Here is where there’s a similarity between women and men. In an earlier post, I told the story of the guy who drove around with his car door unlocked so at any time a random stranger (beautiful) woman could jump into his car and offer to have sex with him. Of course it never happened. By watching Twilight, women who know they’re plain-looking (or past their prime) get to imagine they’re with the man who never grows old and always looks 17, and of course screws like a 40 year old with vigor and vim. Bella is plain. Bella is a wallflower (as my bride likes to point out). Plain wallflowers never get the hot guy. Plain wallflowers are reading these books (and they may be perfectly beautiful on the outside, but inside they fit the bill and we all know perception is reality to these people! – see Jessica’s blog for more about perception). Both views are equally silly.

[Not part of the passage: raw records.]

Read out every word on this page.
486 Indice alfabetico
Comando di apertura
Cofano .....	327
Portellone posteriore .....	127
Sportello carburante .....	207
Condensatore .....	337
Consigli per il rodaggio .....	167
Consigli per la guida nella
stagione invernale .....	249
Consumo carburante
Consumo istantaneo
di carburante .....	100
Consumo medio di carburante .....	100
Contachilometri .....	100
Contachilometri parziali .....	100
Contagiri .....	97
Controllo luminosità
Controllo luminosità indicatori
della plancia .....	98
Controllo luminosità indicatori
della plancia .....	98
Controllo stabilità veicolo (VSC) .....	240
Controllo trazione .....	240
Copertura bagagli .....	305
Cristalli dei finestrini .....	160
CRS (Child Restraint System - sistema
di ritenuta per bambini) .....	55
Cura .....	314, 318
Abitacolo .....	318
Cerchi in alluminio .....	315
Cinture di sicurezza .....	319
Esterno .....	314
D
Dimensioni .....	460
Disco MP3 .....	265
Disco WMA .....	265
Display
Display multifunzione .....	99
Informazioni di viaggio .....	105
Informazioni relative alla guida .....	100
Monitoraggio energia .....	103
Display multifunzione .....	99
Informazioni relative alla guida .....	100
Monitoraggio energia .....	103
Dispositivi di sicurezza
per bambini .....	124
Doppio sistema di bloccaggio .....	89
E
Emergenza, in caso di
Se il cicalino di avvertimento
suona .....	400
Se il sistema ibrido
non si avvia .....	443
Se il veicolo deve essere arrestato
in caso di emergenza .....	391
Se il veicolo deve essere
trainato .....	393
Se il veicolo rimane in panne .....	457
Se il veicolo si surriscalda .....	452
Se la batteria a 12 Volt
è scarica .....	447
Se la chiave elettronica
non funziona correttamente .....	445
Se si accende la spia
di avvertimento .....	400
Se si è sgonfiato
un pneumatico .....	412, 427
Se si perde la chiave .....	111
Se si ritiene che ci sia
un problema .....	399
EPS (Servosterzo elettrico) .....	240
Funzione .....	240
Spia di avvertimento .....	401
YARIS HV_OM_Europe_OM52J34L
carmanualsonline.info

These books are clearly satisfying everything for women that porn satisfies for men. And it’s oh-so-ironic that the books were written by a fellow Mormon! I think it’s because she can get away with it, that there’s a veneer of innocence by being a member of my church. But it’s just a veneer, people. She clearly identifies with her own characters, writing the heroine as this ridiculous woman-child who (in the end) gets to stay woman-child forever.